Launched in 1992 by Atlanta-based Turner Broadcasting, the Cartoon Network was a godsend to, well, cartoon lovers with 24-hour cartoon programming, mostly re-runs. In the past few years, with original series and its hipster- and geek-attracting Adult Swim block in the wee hours of the night, Cartoon Network (CN) has become one of the most attractive and genuine channels on television. From its humble beginnings, CN is now broadcast in 166 countries.

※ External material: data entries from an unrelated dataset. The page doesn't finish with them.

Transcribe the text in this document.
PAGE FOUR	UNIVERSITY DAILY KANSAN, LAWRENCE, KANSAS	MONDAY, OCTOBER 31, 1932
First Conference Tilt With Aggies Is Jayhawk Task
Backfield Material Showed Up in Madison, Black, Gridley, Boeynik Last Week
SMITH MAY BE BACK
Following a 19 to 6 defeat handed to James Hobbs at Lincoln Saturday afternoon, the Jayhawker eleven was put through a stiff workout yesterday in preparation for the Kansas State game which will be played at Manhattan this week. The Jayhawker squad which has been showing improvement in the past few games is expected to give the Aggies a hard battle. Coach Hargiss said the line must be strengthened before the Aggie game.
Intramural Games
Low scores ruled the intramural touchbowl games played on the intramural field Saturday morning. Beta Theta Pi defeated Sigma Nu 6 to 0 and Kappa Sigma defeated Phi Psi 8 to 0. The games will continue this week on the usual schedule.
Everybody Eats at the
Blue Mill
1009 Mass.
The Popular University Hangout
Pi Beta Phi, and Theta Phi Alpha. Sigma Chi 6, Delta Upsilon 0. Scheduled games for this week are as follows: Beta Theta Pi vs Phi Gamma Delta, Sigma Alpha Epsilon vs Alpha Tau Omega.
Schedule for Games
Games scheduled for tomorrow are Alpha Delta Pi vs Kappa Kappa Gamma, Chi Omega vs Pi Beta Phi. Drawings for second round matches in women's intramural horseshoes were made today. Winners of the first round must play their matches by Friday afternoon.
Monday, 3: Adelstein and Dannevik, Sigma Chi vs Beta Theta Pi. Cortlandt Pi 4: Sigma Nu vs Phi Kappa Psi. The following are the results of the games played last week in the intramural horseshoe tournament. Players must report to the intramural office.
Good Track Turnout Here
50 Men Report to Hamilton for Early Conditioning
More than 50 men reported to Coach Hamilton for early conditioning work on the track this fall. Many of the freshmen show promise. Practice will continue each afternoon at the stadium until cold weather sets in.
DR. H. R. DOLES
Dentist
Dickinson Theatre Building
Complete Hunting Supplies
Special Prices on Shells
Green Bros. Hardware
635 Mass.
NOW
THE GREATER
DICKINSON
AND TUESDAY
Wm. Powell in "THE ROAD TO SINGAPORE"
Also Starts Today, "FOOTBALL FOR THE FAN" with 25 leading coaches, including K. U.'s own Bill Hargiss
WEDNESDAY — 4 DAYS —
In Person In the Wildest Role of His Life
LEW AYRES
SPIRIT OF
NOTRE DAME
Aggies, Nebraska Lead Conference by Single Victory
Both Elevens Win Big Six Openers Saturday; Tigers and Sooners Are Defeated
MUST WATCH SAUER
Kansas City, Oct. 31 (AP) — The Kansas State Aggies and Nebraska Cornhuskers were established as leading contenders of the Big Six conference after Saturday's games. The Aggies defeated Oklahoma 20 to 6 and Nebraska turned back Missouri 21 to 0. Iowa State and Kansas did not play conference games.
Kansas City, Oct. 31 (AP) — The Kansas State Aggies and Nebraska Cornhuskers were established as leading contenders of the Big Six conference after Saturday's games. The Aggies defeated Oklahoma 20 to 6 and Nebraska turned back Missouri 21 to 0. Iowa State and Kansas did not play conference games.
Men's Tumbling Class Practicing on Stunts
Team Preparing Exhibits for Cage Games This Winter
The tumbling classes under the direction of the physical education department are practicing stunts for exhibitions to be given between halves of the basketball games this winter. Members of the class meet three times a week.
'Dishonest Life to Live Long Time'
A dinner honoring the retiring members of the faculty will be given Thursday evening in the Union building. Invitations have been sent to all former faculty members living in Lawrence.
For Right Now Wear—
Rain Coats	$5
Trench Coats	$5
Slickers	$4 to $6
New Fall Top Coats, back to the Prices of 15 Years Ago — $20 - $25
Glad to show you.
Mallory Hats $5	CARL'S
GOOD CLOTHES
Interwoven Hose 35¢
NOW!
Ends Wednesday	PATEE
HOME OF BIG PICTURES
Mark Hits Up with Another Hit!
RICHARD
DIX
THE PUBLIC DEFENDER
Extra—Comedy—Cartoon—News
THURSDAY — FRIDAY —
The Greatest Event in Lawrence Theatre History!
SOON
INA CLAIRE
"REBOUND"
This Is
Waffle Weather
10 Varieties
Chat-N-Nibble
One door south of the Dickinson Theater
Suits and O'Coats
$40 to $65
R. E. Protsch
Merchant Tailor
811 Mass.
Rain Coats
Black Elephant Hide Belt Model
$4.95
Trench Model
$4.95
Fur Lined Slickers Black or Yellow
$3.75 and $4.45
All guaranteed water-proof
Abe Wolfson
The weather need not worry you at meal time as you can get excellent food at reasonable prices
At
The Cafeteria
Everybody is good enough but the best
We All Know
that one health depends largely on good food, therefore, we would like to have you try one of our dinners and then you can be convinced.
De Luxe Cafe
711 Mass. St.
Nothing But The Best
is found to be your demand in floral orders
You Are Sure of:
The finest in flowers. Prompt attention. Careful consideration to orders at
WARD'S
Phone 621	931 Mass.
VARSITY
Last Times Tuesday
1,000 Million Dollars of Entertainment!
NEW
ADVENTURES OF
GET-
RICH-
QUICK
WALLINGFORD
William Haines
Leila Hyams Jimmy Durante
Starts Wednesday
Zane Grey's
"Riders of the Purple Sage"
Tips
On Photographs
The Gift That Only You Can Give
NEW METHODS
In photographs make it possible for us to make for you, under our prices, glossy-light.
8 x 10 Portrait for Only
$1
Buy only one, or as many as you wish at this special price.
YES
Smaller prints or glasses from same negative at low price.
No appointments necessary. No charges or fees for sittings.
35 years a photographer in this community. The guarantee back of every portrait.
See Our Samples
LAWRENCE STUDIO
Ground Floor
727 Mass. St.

But its identity has been a little wobbly in the last two years or so with an initial switch from the well-known checkerboard logo to a short-lived, perspective acronym that, I’m guessing, didn’t fair too well as it just got shelved earlier this year when CN started to run a new on-air identity in May, designed by animation powerhouse Brand New School in collaboration with the talented in-house team at CN. This week a new range of on-air identity applications started to roll out.
The network chose to embrace its brand visual heritage of the black and white checkerboard by imbuing it with new meaning, and the artists and producers of BNS were able to bring this idea to life in a fresh, compelling way using dimension, color and movement. All the new design elements began appearing in late May, and the new on-air IDs premiered on the network this week.
“Our brand expansion represents our commitment to delivering a breadth of content that our audience cannot find anywhere else,” said Senior Vice President of Creative Direction, Michael Ouweleen. “The checkerboard is in our DNA and is not only reflected in the subtle redesign of the logo but also provides a through line that connects and helps frame our diverse slate of programming from animation to live-action. The art direction and creative acumen of the Brand New School and their ability to breathe new into the iconic was invaluable and helped us achieve our goal.”
— Press Release
When I first saw the perspective logo submitted as a tip I didn’t post it because, even at that time, I felt like it was maybe just a “phase.” There didn’t seem to be longevity attached to it. What I didn’t like about it is that it screamed “Cartoons!” whereas the old and new ones are just identifiers for the cartoons themselves, they don’t have to act like cartoons. So it’s very nice to see CN pull back and go back to what made the original logo more successful. There are no magic revelations in the new logo. It’s the old “C” and “N” pulled out of the original, blown up and put side to side. Simple.
The new identity is surprisingly basic in its visual elements: CMYK colors, dots, crosses, squares, a grid. Yet the applications are playfully complex and versatile. Giving CN a broad range of possible executions without feeling too repetitive.
And when it comes to the visual pyrotechnics of on-air animation… good luck getting bored by it.
“Because we’d created such a gridded and structured designs for the overall approach, it became imperative that the movement of these pieces felt snappy, fast-paced, and above all, playful and full of life,” said Calvert. “Our animators developed a language that’s rooted in familiar physical interactions, but caricatured and amplified into something incredibly captivating and energetic.”